Luminance property values measured from the planar device as functions of anode voltages.
Figure 5 illustrates the measurement of luminance as a function of DC bias voltage for the anode. According to the plot, luminance is strongly dependent on the applied anode voltage. At voltages over 5 kV, luminance increases linearly with respect to the applied voltage, a characteristic of cathodoluminescent phosphors. The measured values under the high power mode are summarized in Table 1. Considering that the luminance of a back-light unit (BLU) is around 10,000 cd/m2 for LCD TV applications, the values obtained were quite large. Even at 5 kV under the low power mode, it was 20,000 cd/m2. The ratio of the electric field strength was 1: 2: 3, based on the applied anode voltage of 5 kV. However, the ratio of the luminance was 1: 4.5: 8, which was much greater than that of the field strength. This indicates that electric field strength can be an important factor for electron acceleration to the phosphors for light emission.

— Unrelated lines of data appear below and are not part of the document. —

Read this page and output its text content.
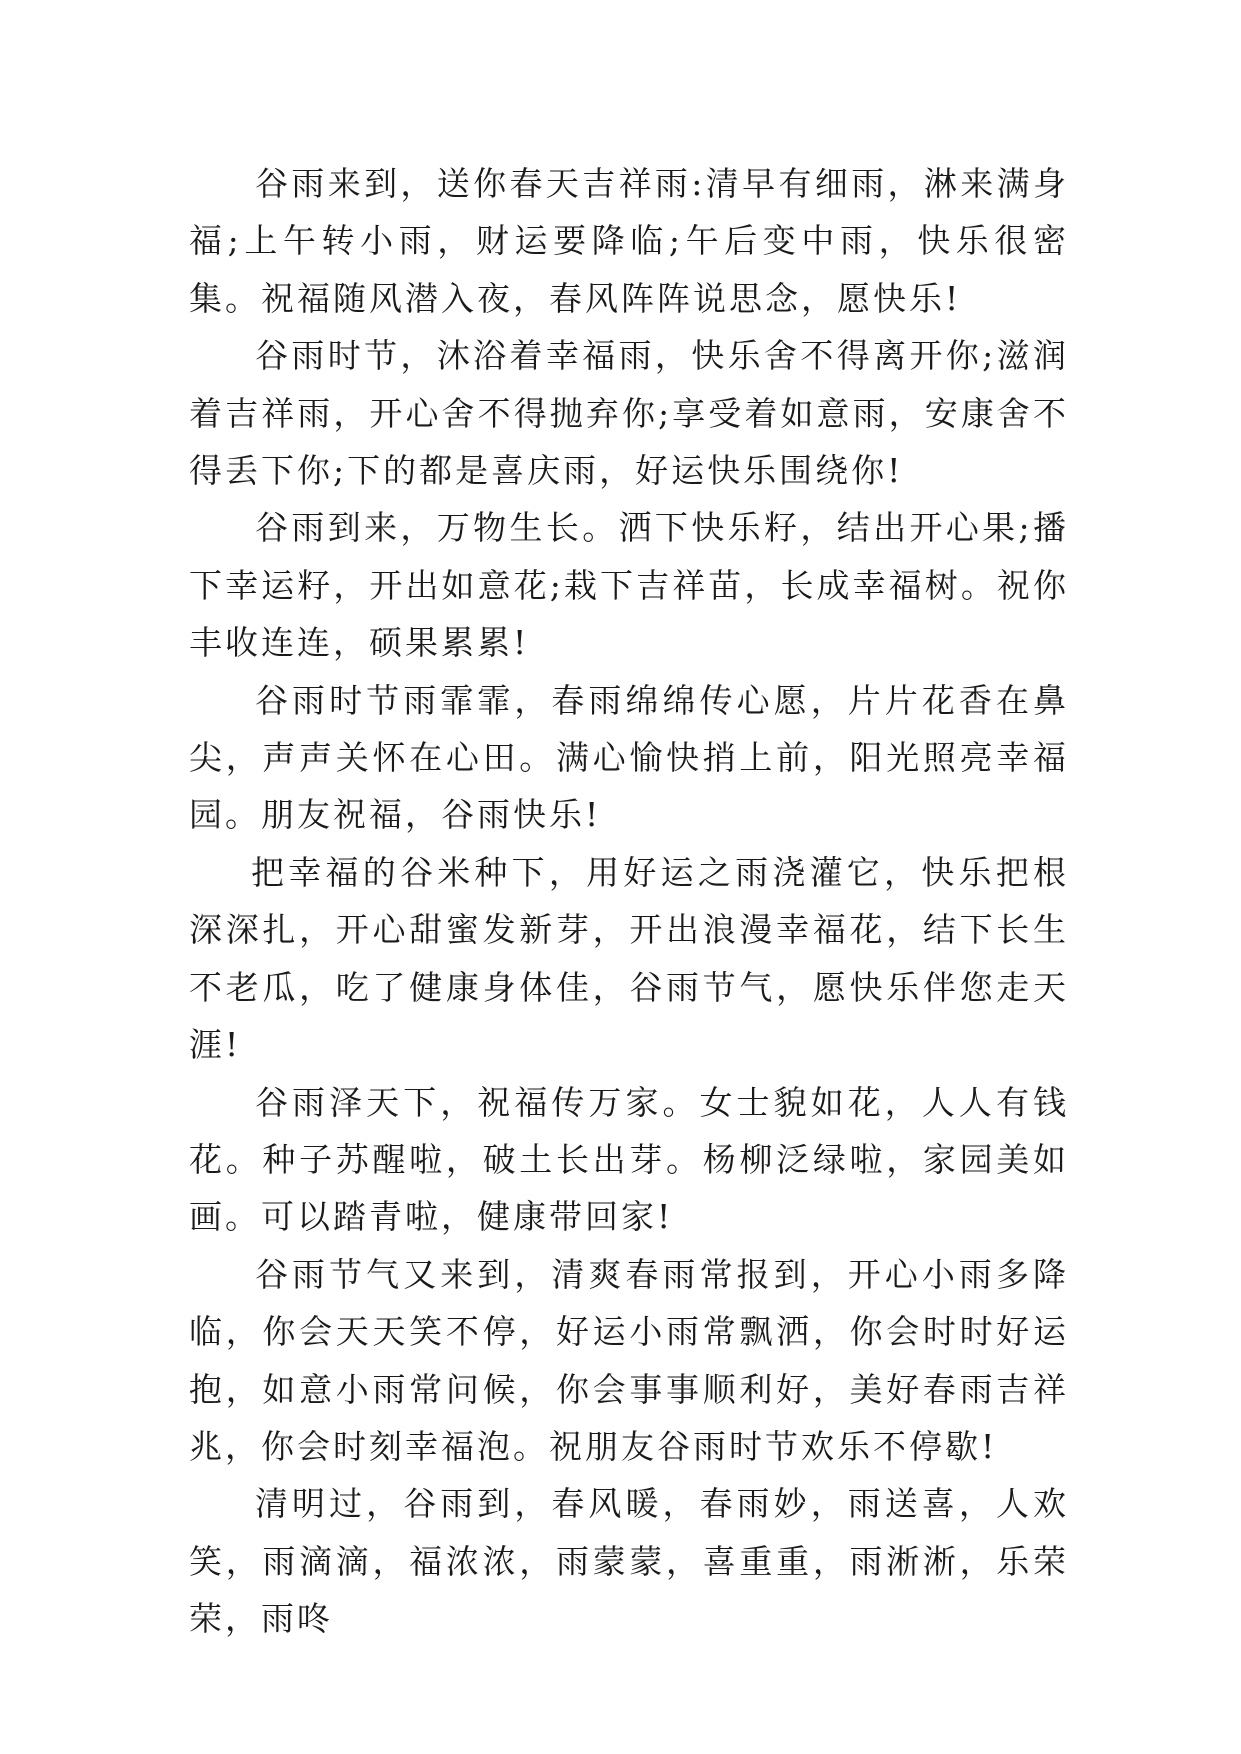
谷雨来到，送你春天吉祥雨:清早有细雨，淋来满身福;上午转小雨，财运要降临;午后变中雨，快乐很密集。祝福随风潜入夜，春风阵阵说思念，愿快乐!

谷雨时节，沐浴着幸福雨，快乐舍不得离开你;滋润着吉祥雨，开心舍不得抛弃你;享受着如意雨，安康舍不得丢下你;下的都是喜庆雨，好运快乐围绕你!

谷雨到来，万物生长。洒下快乐籽，结出开心果;播下幸运籽，开出如意花;栽下吉祥苗，长成幸福树。祝你丰收连连，硕果累累!

谷雨时节雨霏霏，春雨绵绵传心愿，片片花香在鼻尖，声声关怀在心田。满心愉快捎上前，阳光照亮幸福园。朋友祝福，谷雨快乐!

把幸福的谷米种下，用好运之雨浇灌它，快乐把根深深扎，开心甜蜜发新芽，开出浪漫幸福花，结下长生不老瓜，吃了健康身体佳，谷雨节气，愿快乐伴您走天涯!

谷雨泽天下，祝福传万家。女士貌如花，人人有钱花。种子苏醒啦，破土长出芽。杨柳泛绿啦，家园美如画。可以踏青啦，健康带回家!

谷雨节气又来到，清爽春雨常报到，开心小雨多降临，你会天天笑不停，好运小雨常飘洒，你会时时好运抱，如意小雨常问候，你会事事顺利好，美好春雨吉祥兆，你会时刻幸福泡。祝朋友谷雨时节欢乐不停歇!

清明过，谷雨到，春风暖，春雨妙，雨送喜，人欢笑，雨滴滴，福浓浓，雨蒙蒙，喜重重，雨淅淅，乐荣荣，雨咚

Figure 6 represents the luminous efficacy measured with respect to the applied anode voltages. The luminous efficacy is a measure of brightness efficiency, representing how much light is produced by a lighting source when consuming a unit amount of electric power. This is an important index for the comparison of the energy efficiency of different lighting devices. For example, FEDs with a triode structure using carbon nanotubes (CNT) as field emitters can produce 60 lm/W and OLEDs (organic LEDs) around 40 . The low power mode has a higher value of 50.7 lm/W at 15 kV. Considering that the planar lighting device in this study has a simple diode structure, the measured value is comparable to that of CNT FEDs. On the other hand, the high power mode has 20s lm/W at over 10 kV, which is much lower than that of the low power mode. This indicates that it is appropriate to use a driving scheme with a current limitation in order to produce light efficiently.

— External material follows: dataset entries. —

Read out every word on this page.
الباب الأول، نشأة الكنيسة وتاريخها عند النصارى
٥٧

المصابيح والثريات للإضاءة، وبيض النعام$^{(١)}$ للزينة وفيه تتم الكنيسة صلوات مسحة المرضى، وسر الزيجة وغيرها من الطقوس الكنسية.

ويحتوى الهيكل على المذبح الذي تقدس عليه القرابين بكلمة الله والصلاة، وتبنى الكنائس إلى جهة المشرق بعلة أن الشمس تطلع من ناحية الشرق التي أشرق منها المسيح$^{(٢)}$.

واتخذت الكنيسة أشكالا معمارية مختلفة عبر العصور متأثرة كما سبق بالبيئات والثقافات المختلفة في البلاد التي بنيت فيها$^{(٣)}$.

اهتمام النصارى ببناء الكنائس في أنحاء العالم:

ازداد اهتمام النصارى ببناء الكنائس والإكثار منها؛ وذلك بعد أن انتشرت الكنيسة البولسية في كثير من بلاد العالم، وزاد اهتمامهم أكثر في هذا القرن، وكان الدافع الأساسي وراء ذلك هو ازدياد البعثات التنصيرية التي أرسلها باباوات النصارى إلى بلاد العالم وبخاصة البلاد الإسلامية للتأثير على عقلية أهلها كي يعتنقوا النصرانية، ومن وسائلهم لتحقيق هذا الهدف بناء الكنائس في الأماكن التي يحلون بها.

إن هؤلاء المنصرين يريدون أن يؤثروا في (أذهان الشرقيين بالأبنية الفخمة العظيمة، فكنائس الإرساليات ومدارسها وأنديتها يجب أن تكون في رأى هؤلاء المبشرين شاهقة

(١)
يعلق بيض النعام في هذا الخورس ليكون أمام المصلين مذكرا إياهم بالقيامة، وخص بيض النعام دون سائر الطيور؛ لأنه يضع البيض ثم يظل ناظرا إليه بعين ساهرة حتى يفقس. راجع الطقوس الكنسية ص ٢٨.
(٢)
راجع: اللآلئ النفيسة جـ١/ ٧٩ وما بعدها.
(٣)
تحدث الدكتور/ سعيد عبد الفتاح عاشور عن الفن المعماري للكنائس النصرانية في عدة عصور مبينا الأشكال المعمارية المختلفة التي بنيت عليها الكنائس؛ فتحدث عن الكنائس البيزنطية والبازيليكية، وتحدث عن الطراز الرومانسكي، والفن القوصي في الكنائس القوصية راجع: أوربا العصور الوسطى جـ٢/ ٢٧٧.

[Fig. 6.] Luminous efficacy versus applied anode voltage of the device with green phosphors. The low power mode showed better performance in luminous efficacy.
Figure 7 shows the power consumption versus voltage characteristics for light emission of the panel device. As shown, there is a distinct difference between the two modes. The gap increases rapidly with increasing anode voltages. It was more than 10 W at over 10 kV under the high power mode. Considering the panel size, these values are, more or less, high. However, they were less than 1 W under the low power mode. This low power consumption with high voltages is similar to the operating characteristics of the FEDs.

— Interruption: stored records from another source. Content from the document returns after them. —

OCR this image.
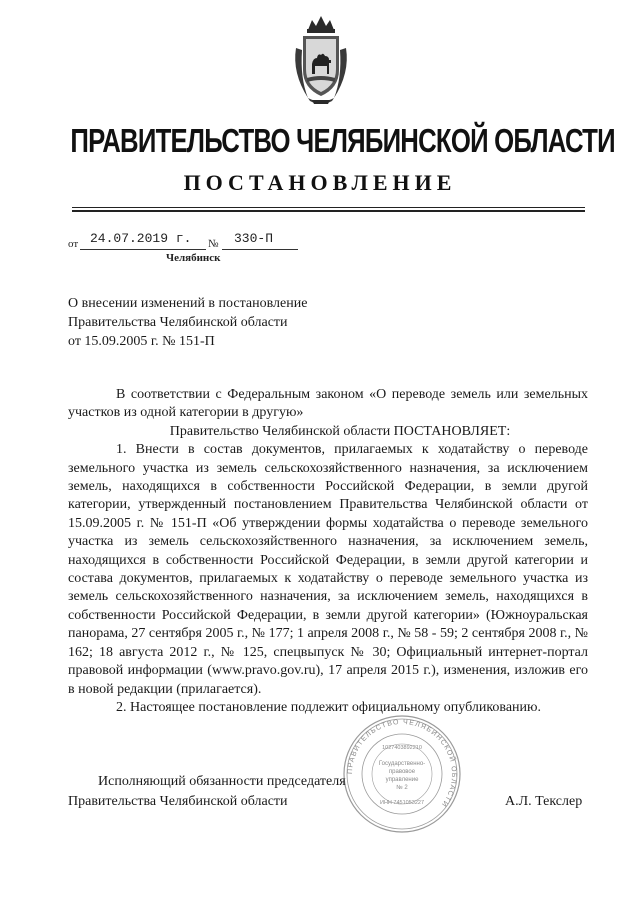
ПРАВИТЕЛЬСТВО ЧЕЛЯБИНСКОЙ ОБЛАСТИ
ПОСТАНОВЛЕНИЕ
от 24.07.2019 г. № 330-П
Челябинск
О внесении изменений в постановление
Правительства Челябинской области
от 15.09.2005 г. № 151-П

В соответствии с Федеральным законом «О переводе земель или земельных участков из одной категории в другую»

Правительство Челябинской области ПОСТАНОВЛЯЕТ:

1. Внести в состав документов, прилагаемых к ходатайству о переводе земельного участка из земель сельскохозяйственного назначения, за исключением земель, находящихся в собственности Российской Федерации, в земли другой категории, утвержденный постановлением Правительства Челябинской области от 15.09.2005 г. № 151-П «Об утверждении формы ходатайства о переводе земельного участка из земель сельскохозяйственного назначения, за исключением земель, находящихся в собственности Российской Федерации, в земли другой категории и состава документов, прилагаемых к ходатайству о переводе земельного участка из земель сельскохозяйственного назначения, за исключением земель, находящихся в собственности Российской Федерации, в земли другой категории» (Южноуральская панорама, 27 сентября 2005 г., № 177; 1 апреля 2008 г., № 58 - 59; 2 сентября 2008 г., № 162; 18 августа 2012 г., № 125, спецвыпуск № 30; Официальный интернет-портал правовой информации (www.pravo.gov.ru), 17 апреля 2015 г.), изменения, изложив его в новой редакции (прилагается).

2. Настоящее постановление подлежит официальному опубликованию.

ПРАВИТЕЛЬСТВО ЧЕЛЯБИНСКОЙ ОБЛАСТИ
1027403892210
ИНН 7451053227
Государственно-
правовое
управление
№ 2
Исполняющий обязанности председателя
Правительства Челябинской области	А.Л. Текслер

[Fig. 7.] Power consumption versus applied anode voltage of the device with green phosphors as shown in Fig. 4(c). There is a distinct difference between the two modes.
There is a distinct difference between the measured values of major luminous parameters at the same anode voltage in the two modes of operation. If the device is used in more than one environmental condition, a set of measurements is appropriate for each application. The high power mode could be applied to obtain the maximum luminance and light intensity with relatively low luminous efficacy. On the other hand, the low power mode could be applied to obtain maximum luminous efficacy with relatively low power consumption. For planar UV light sources, the high power mode is recommended while the low power mode is appropriate for general planar light source.
We have successfully demonstrated manufacturing of the Cs3Sb mono-alkali photocathode (single alkali metal based photocathode) under inert gas with atmospheric conditions. Planar lighting devices with a simple diode structure were fabricated. One of the key device characteristics is that electron emission is not affected by the electric field strength of the device. The devices showed good brightness, uniformity, and stability without fluctuation over time. They produced an easily directed and controlled stream of light, which make them suitable for a variety of planar lighting device applications.